Женщина разместилась в будке, распирая ее изнутри, торгует лотерейными билетами, и остается гадать, как она втиснулась в тесное пространство.
— Ставлю ему бутылку — выжрал. Ставлю другую — то же дело. Дак с моих доходов не напасешься.
Топчется у окошка мужичок с неизбывной жаждой в груди, спрашивает старого знакомого:
— На взлет?
— На прогулку, — отвечает Финкель. — Город раскидистый, есть на что посмотреть.
— Может, и мне с вами?.. — размышляет мужичок. — Дала бы на автобус.
— Заработай сперва, — отвечает неласково из будки.
— Сказала… До работы надо еще доехать, а у меня на билет нету.
— Не дам, — говорит решительно. — Пропьешь.
Мужичок оглядывает ее мутным взором, с неким, казалось, ошеломлением, затем сообщает:
— Баба моя, поперек себя баба! Таежная, из промысловых, нигде не пропадет! Ты ее в пустыню закинь, в вечную мерзлоту, она и там извернется, мужику заработает на прокорм. Думаю даже так: скинуть ее с тридцатого этажа, упадет на лапы. Точно тебе говорю: баба — она живучая.
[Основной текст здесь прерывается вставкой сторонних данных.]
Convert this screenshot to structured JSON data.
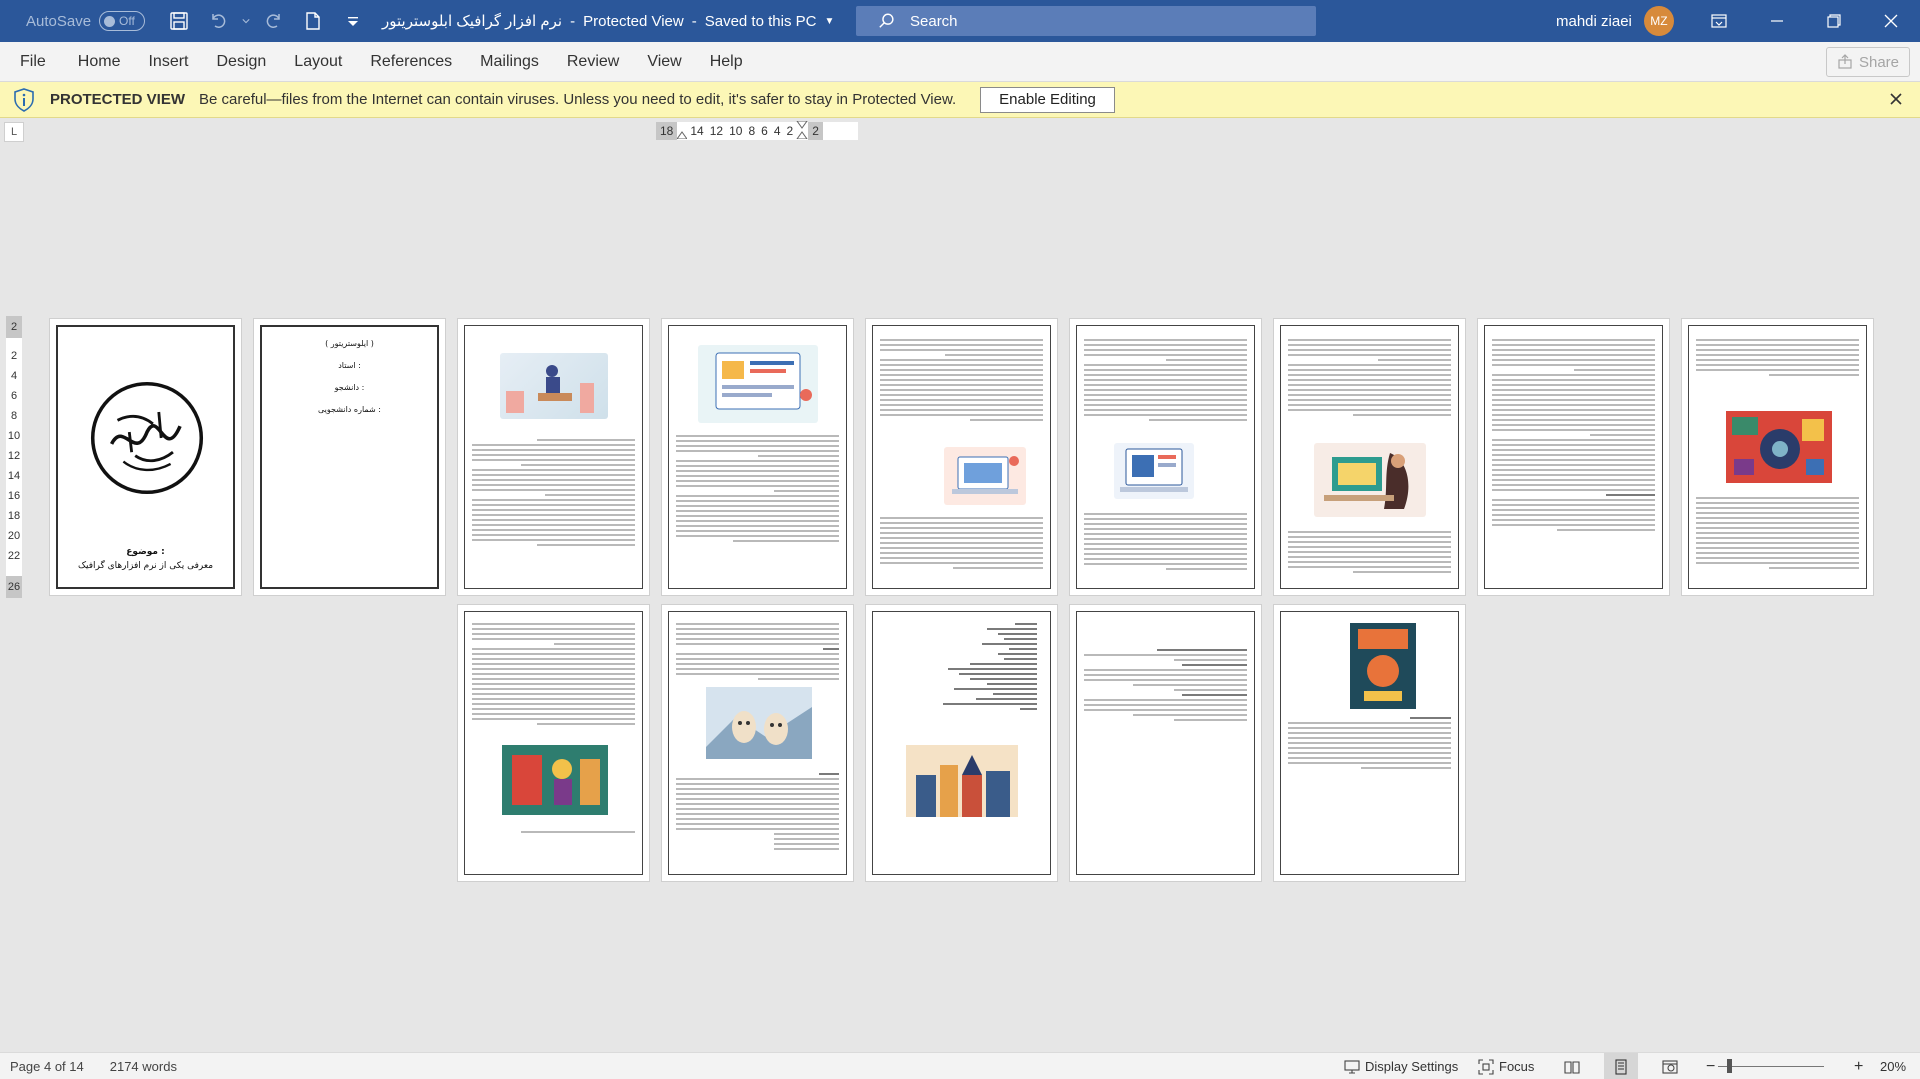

Осматривает придирчиво женщин на улице:
— Здешние не такие. Куда против моей.
Автобус увозит их в город, мужичок вздыхает вослед:
— Матери бы послать… Доллара два. Душа болит за мать…
3
— Нам сходить? — спрашивает Ая.
— Через две остановки.
— Зачем же встали у дверей? Так рано.
Хороший вопрос, сгодится на обдумывание: отчего мы совершаем то, что совершаем? Ответ может быть таков: «Состарилось, уходит поколение, срок отбывавшее при скудости-стеснениях. Не изготовят. Не завезут. Не подпустят. Не выложат на прилавок. Автобус не остановится, остановится — не откроют двери, откроют — не успеешь сойти…» Возможен и иной ответ, если он, конечно, существует.